Li Qiye bergegas keluar dengan terkejut sementara Lan Yunzhu dan Lu Baiqiu mengikutinya tepat di belakang. Mereka menatap langit dengan takjub. Namun, mereka tidak sendirian, semua penghuni Dunia Nether Suci juga khawatir.
Langit tenang di siang hari, tetapi sekarang tiba-tiba menjadi gelap. Seluruh Dunia Nether Suci diselimuti kegelapan. Bahkan leluhur, guru legendaris, dan makhluk abadi pun ketakutan. Banyak sekali karakter tak terkalahkan muncul dari Batu Era Darah mereka.

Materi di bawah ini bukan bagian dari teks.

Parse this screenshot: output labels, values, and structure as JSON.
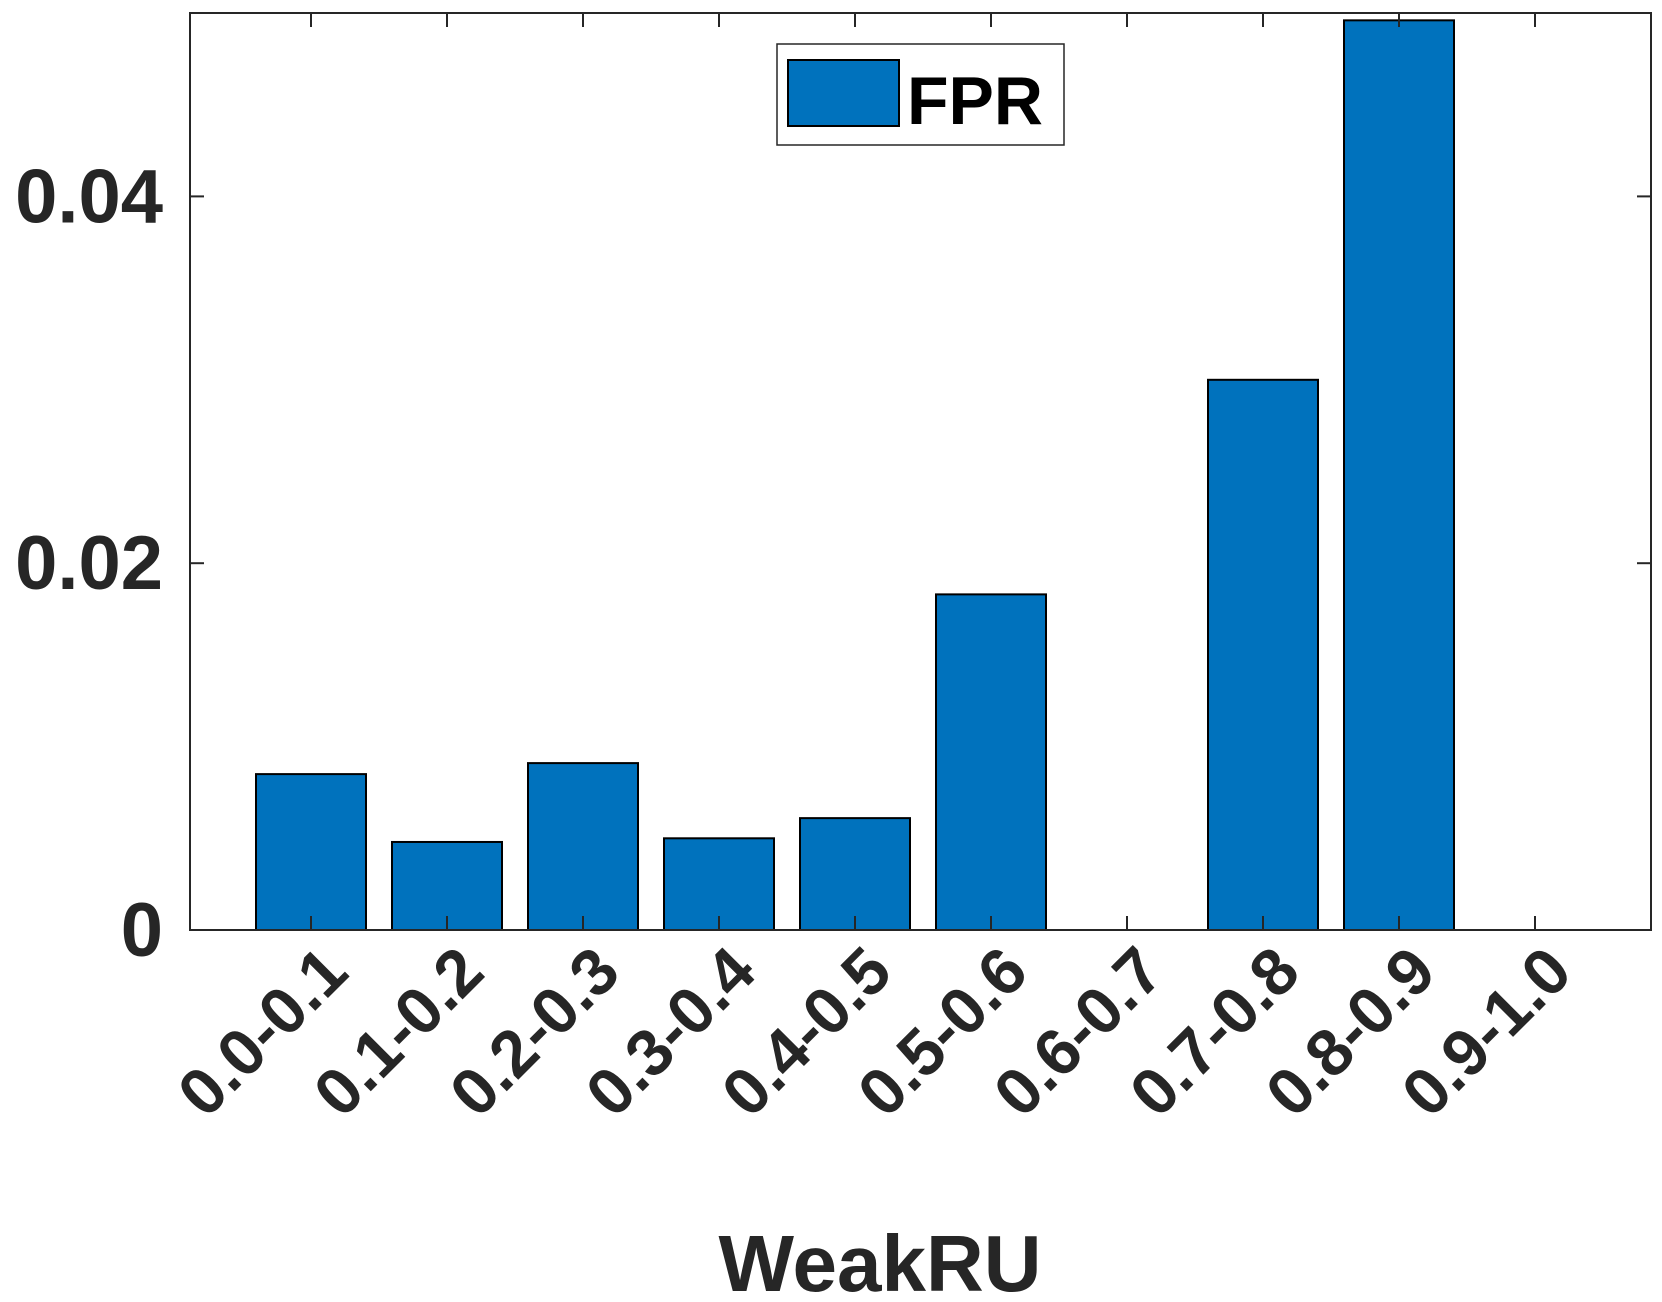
{
  "chart_data": {
    "type": "bar",
    "categories": [
      "0.0-0.1",
      "0.1-0.2",
      "0.2-0.3",
      "0.3-0.4",
      "0.4-0.5",
      "0.5-0.6",
      "0.6-0.7",
      "0.7-0.8",
      "0.8-0.9",
      "0.9-1.0"
    ],
    "series": [
      {
        "name": "FPR",
        "values": [
          0.0085,
          0.0048,
          0.0091,
          0.005,
          0.0061,
          0.0183,
          0.0,
          0.03,
          0.0496,
          0.0
        ]
      }
    ],
    "xlabel": "WeakRU",
    "ylabel": "",
    "ylim": [
      0,
      0.05
    ],
    "yticks": [
      0,
      0.02,
      0.04
    ],
    "ytick_labels": [
      "0",
      "0.02",
      "0.04"
    ],
    "legend_position": "top-center",
    "grid": false,
    "bar_color": "#0072BD"
  }
}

Bahkan para ahli ini pun tidak dapat melihat menembus langit dan memahami apa yang menutupi seluruh Dunia Nether Suci.
Kegelapan ini menakutkan semua orang karena beberapa orang percaya bahwa itu adalah akhir dunia.
Kegelapan itu tidak berlangsung lama, kira-kira selama waktu yang dibutuhkan untuk minum secangkir teh. Kegelapan itu menghilang dan langit kembali ke warna biru aslinya seolah-olah tidak terjadi apa-apa.
“Apa… apa yang terjadi di sini?” Lu Baiqiu tergagap ketakutan.
Ini adalah hal paling menakutkan yang pernah dialaminya dalam hidupnya. Seluruh Dunia Nether Suci telah diselimuti tirai gelap. Meskipun sangat singkat, itu masih cukup untuk membuat siapa pun merinding.
Li Qiye terus menatap langit tanpa berkata apa-apa. Seolah-olah dia ingin melihat menembusnya. Li Qiye yang selalu acuh tak acuh kali ini menunjukkan ekspresi yang bermartabat.
Setelah beberapa saat, Lan Yunzhu bertanya: “Apa sebenarnya yang terjadi barusan?” Mengingat kejadian sebelumnya membuatnya takut. Dia membuka pandangan surgawinya tetapi masih tidak bisa melihat menembus langit, apalagi apa yang menyelimuti Dunia Bawah Suci.
Li Qiye menarik napas dalam-dalam dan berkata kepada Lan Yunzhu: “Pergi, perintahkan orang-orang untuk melihat apakah pulau mitos yang hilang itu masih ada di sana.”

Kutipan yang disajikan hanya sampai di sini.